Etre Sujet suppose donc d’Etre en relation avec un autre sans en être aliéné, tout en l’étant à bien des égards.
C’est pourquoi « l’aliéné», autrefois nommé « fou », ne se vit pas comme Sujet, mais comme objet de l’autre ou de son délire. Il tente de devenir Sujet en se désaliénant de l’Autre, c’est-à-dire en se coupant de tout lien social, au point de se faire du mal et de mettre l’autre en danger. Il faut alors l’enfermer dans un service psychiatrique ou le contenir à l’aide de psychotropes afin qu’il retrouve un semblant d’équilibre dans le lien social.
De même dans notre société, des personnes handicapées mentales, au statut de majeur protégé notamment, auront du mal à être Sujet, et c’est à la société de les protéger des pervers qui pourraient les cantonner dans une position d’objet pour abuser d’eux. Sans compter bien d’autres exemples dans le champ de la psychopathologie.
Etre Sujet, c’est donc non seulement faire l’objet d’une nomination qui nous singularise mais c’est surtout s’accepter unique et libre, c’est-à-dire séparé de l’autre, tout en se situant dans un lien social qui nous introduit dans la pluralité de la communauté humaine, ce qui suppose une certaine aliénation à des lois sociales ou morales qui transcendent la liberté du Sujet.
Ainsi, le Sujet est donc quelqu’un, c’est-à-dire un individu d’abord, puis une personne, dotée d’un nom propre mais surtout d’une personnalité unique qui le démarque des autres personnes par son histoire propre, pour ne pas être quelconque.
Le Sujet, c’est donc de l’Un, et par l’effet d’une Psychothérapie ou de Coaching du Sujet, c’est une rencontre du Un par Un (même dans un travail de groupe).
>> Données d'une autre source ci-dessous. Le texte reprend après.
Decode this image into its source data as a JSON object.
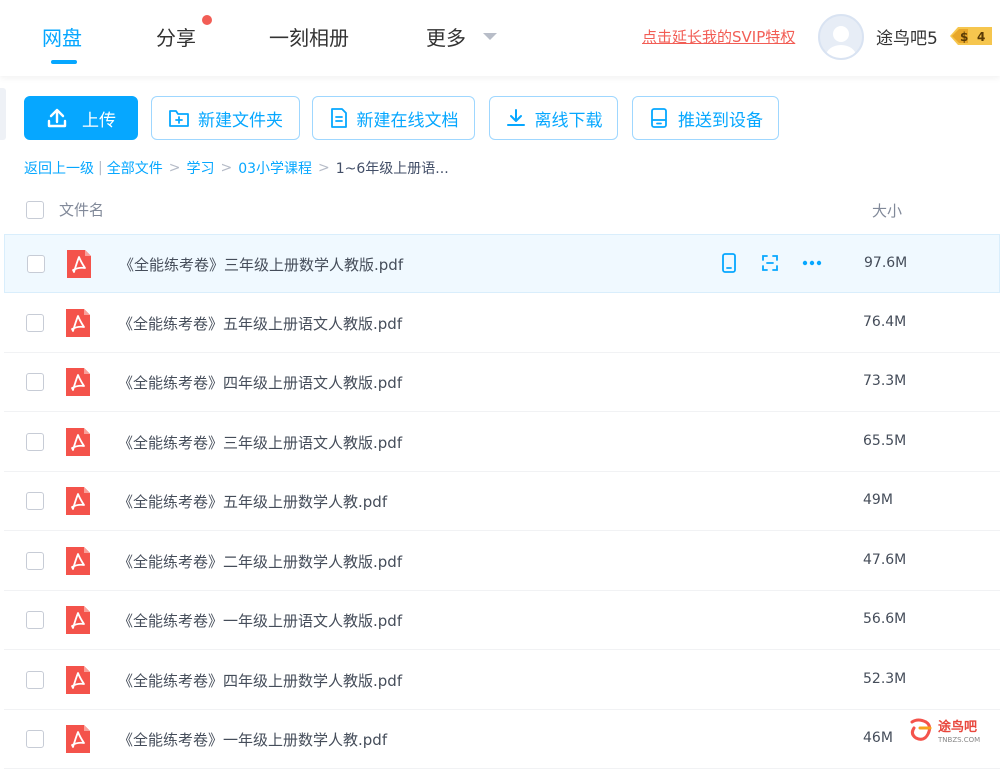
{
  "nav": {
    "tabs": [
      {
        "label": "网盘",
        "active": true
      },
      {
        "label": "分享",
        "has_dot": true
      },
      {
        "label": "一刻相册"
      },
      {
        "label": "更多",
        "has_dropdown": true
      }
    ],
    "svip_link": "点击延长我的SVIP特权",
    "username": "途鸟吧5",
    "vip_level": "4",
    "vip_symbol": "$"
  },
  "toolbar": {
    "upload": "上传",
    "new_folder": "新建文件夹",
    "new_doc": "新建在线文档",
    "offline_download": "离线下载",
    "push_device": "推送到设备"
  },
  "breadcrumb": {
    "back": "返回上一级",
    "divider": "|",
    "sep": ">",
    "items": [
      "全部文件",
      "学习",
      "03小学课程"
    ],
    "current": "1~6年级上册语..."
  },
  "table": {
    "col_name": "文件名",
    "col_size": "大小",
    "rows": [
      {
        "name": "《全能练考卷》三年级上册数学人教版.pdf",
        "size": "97.6M"
      },
      {
        "name": "《全能练考卷》五年级上册语文人教版.pdf",
        "size": "76.4M"
      },
      {
        "name": "《全能练考卷》四年级上册语文人教版.pdf",
        "size": "73.3M"
      },
      {
        "name": "《全能练考卷》三年级上册语文人教版.pdf",
        "size": "65.5M"
      },
      {
        "name": "《全能练考卷》五年级上册数学人教.pdf",
        "size": "49M"
      },
      {
        "name": "《全能练考卷》二年级上册数学人教版.pdf",
        "size": "47.6M"
      },
      {
        "name": "《全能练考卷》一年级上册语文人教版.pdf",
        "size": "56.6M"
      },
      {
        "name": "《全能练考卷》四年级上册数学人教版.pdf",
        "size": "52.3M"
      },
      {
        "name": "《全能练考卷》一年级上册数学人教.pdf",
        "size": "46M"
      }
    ],
    "hovered_row": 0
  },
  "watermark": {
    "text": "途鸟吧",
    "sub": "TNBZS.COM"
  },
  "colors": {
    "accent": "#06a7ff",
    "pdf_red": "#f4534b",
    "link_red": "#f25d55"
  }
}
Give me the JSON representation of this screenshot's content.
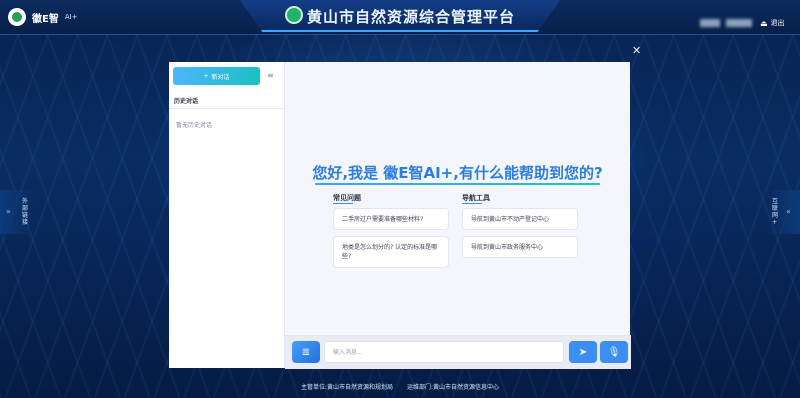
{
  "header": {
    "title": "黄山市自然资源综合管理平台",
    "brand_text": "徽E智",
    "brand_ai": "AI+",
    "logout_label": "退出"
  },
  "side_left": {
    "label": "外部链接"
  },
  "side_right": {
    "label": "互联网+"
  },
  "sidebar": {
    "new_chat_label": "新对话",
    "history_title": "历史对话",
    "empty_text": "暂无历史对话"
  },
  "greeting": "您好,我是 徽E智AI+,有什么能帮助到您的?",
  "faq": {
    "title": "常见问题",
    "items": [
      "二手房过户需要准备哪些材料?",
      "地类是怎么划分的? 认定的标准是哪些?"
    ]
  },
  "nav_tools": {
    "title": "导航工具",
    "items": [
      "导航到黄山市不动产登记中心",
      "导航到黄山市政务服务中心"
    ]
  },
  "composer": {
    "placeholder": "输入消息..."
  },
  "footer": {
    "host": "主管单位:黄山市自然资源和规划局",
    "ops": "运维部门:黄山市自然资源信息中心"
  },
  "colors": {
    "accent": "#2b7de0",
    "header_bg": "#0b2a5e",
    "button_gradient_start": "#4fb4ff",
    "button_gradient_end": "#19c2c0"
  }
}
Car ce dont il est question, c’est du Sujet de l’inconscient lié à son désir ou plus exactement à ses envies, qui constituent la singularité du Sujet.
Un Sujet est non seulement quelqu’un qui n’est pas quelconque, mais qui est surtout capable de rester lui-même tout en étant attaché à un autre ou plusieurs qu’il respecte également comme Sujet. C’est là le plus difficile, car être libre sans lien à l’autre est relativement facile, mais être Sujet dans une relation à l’autre, à un environnement social, c’est bien plus complexe.
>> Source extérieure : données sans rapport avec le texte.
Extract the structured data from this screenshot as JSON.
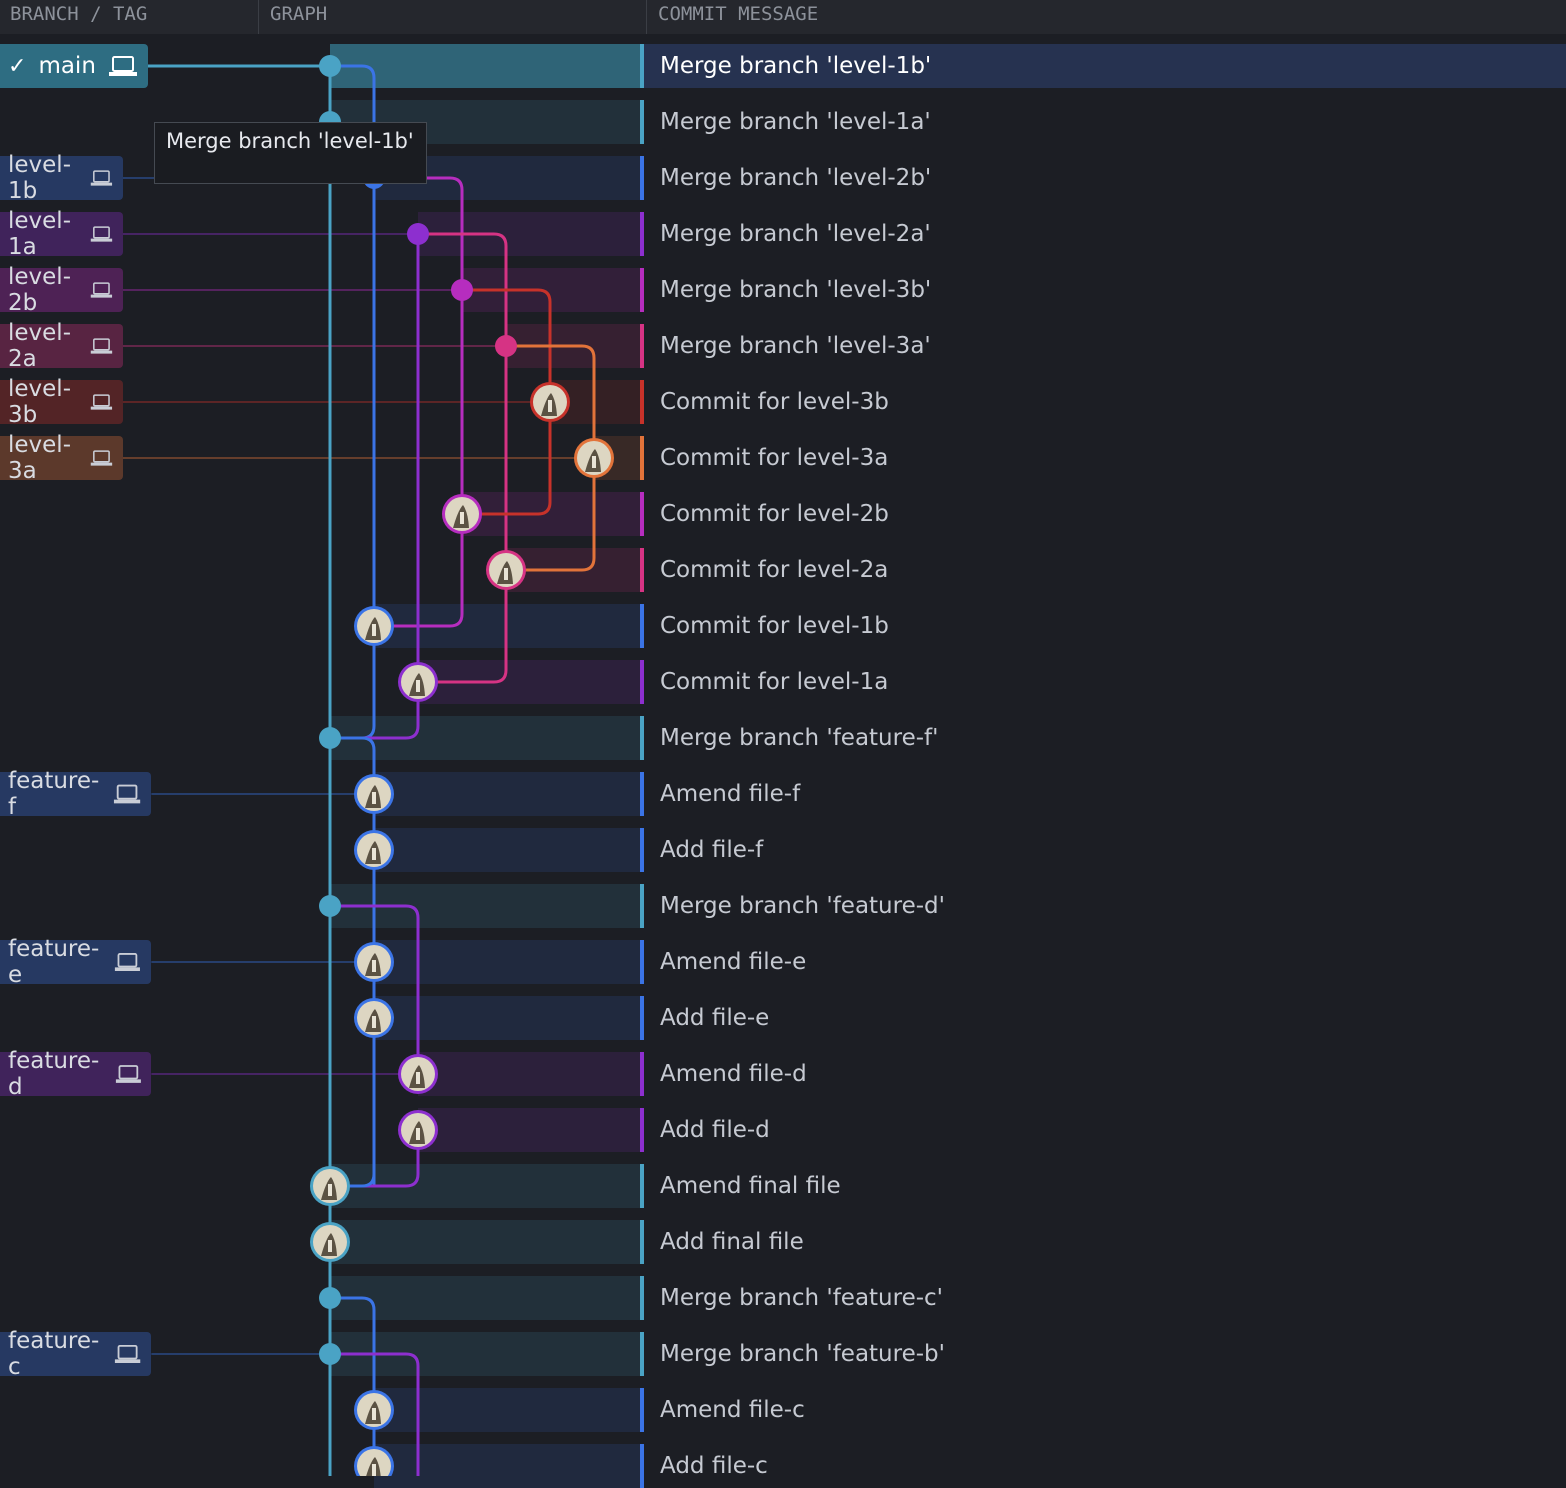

Paradoxalement, s’aliéner (au sens de « faire lien ») à un autre, lui-même Sujet permet de le devenir à son tour. C’est pourquoi l’attachement à quelqu’un qui revendique cette position de Sujet permet à cet aliéné de ne plus l’être, puisqu’il lui permet par transfert d’advenir un Sujet libre. C’est d’ailleurs précisément ce qui fonde le dispositif de la relation thérapeutique ou du Coaching.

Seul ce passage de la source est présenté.